Emir of Kagara
- Reign: 2021 – present
- Coronation: 7 April 2021
- Predecessor: Alhaji Salihu Tanko
- Born: Ahmad Garba Gunna 1 January 1975 (age 51) Yakila, Gunna, Rafi Niger State, Nigeria
- Father: Garba Gunna
- Religion: Islam
- Occupation: Civil Servant

= Ahmad Garba Gunna =

Emir of Kagara

Alhaji Ahmad Garba Gunna (born 1 January 1975) is the current Emir of Kagara Emirate, assuming the position on 7 April 2021, succeeding Alhaji Salihu Tanko.
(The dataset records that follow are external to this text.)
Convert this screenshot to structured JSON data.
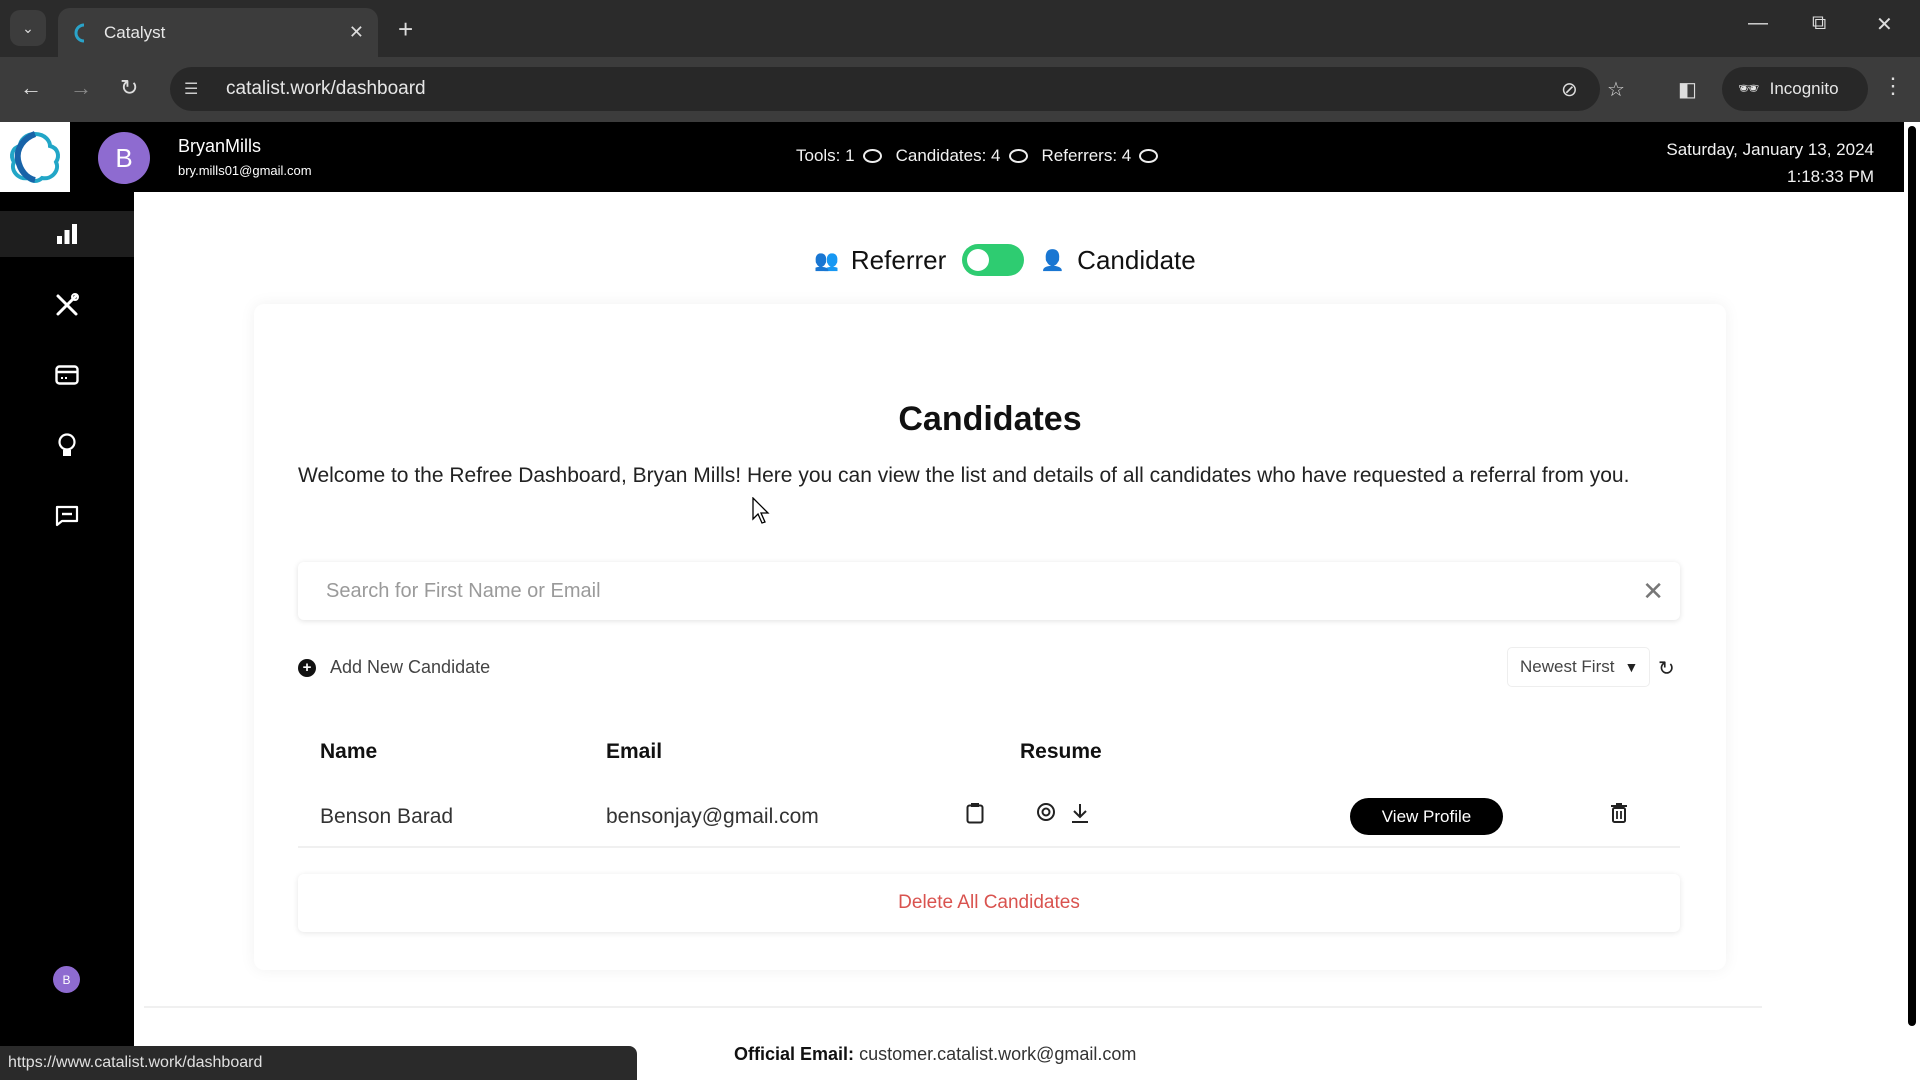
{
  "browser": {
    "tab_title": "Catalyst",
    "url": "catalist.work/dashboard",
    "incognito_label": "Incognito",
    "status_url": "https://www.catalist.work/dashboard"
  },
  "header": {
    "avatar_letter": "B",
    "user_name": "BryanMills",
    "user_email": "bry.mills01@gmail.com",
    "stats": [
      {
        "label": "Tools: 1"
      },
      {
        "label": "Candidates: 4"
      },
      {
        "label": "Referrers: 4"
      }
    ],
    "date": "Saturday, January 13, 2024",
    "time": "1:18:33 PM"
  },
  "sidebar": {
    "items": [
      {
        "icon": "bar-chart-icon",
        "active": true
      },
      {
        "icon": "tools-icon"
      },
      {
        "icon": "credit-card-icon"
      },
      {
        "icon": "lightbulb-icon"
      },
      {
        "icon": "message-icon"
      }
    ],
    "avatar_letter": "B"
  },
  "toggle": {
    "left_label": "Referrer",
    "right_label": "Candidate",
    "state": "candidate",
    "color": "#2ecc71"
  },
  "main": {
    "title": "Candidates",
    "intro": "Welcome to the Refree Dashboard, Bryan Mills! Here you can view the list and details of all candidates who have requested a referral from you.",
    "search_placeholder": "Search for First Name or Email",
    "search_value": "",
    "add_label": "Add New Candidate",
    "sort_selected": "Newest First",
    "table": {
      "headers": [
        "Name",
        "Email",
        "Resume"
      ],
      "rows": [
        {
          "name": "Benson Barad",
          "email": "bensonjay@gmail.com",
          "action_label": "View Profile"
        }
      ]
    },
    "delete_all_label": "Delete All Candidates",
    "delete_color": "#d9534f"
  },
  "footer": {
    "official_label": "Official Email:",
    "official_email": "customer.catalist.work@gmail.com"
  }
}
Gunna's ascension as the Emir followed the demise of his predecessor, Alhaji Salihu Tanko, on 2 March 2021.

== Education ==
Gunna's early education began at Gandun Albasa Primary School before continuing to Government Day Secondary School Sharada, both located in Kano. He pursued higher education at Kebbi State Polytechnic, specializing in Public Administration. Subsequently, he attained a BSc in Mathematics from the Federal University Abuja. Following his education, he served in Kwara State.

Professionally, he served within the Niger State Revenue Board, notably holding the position of acting chairman of the board.

== Personal life ==
Alhaji Ahmad Garba Gunna is married and has four children.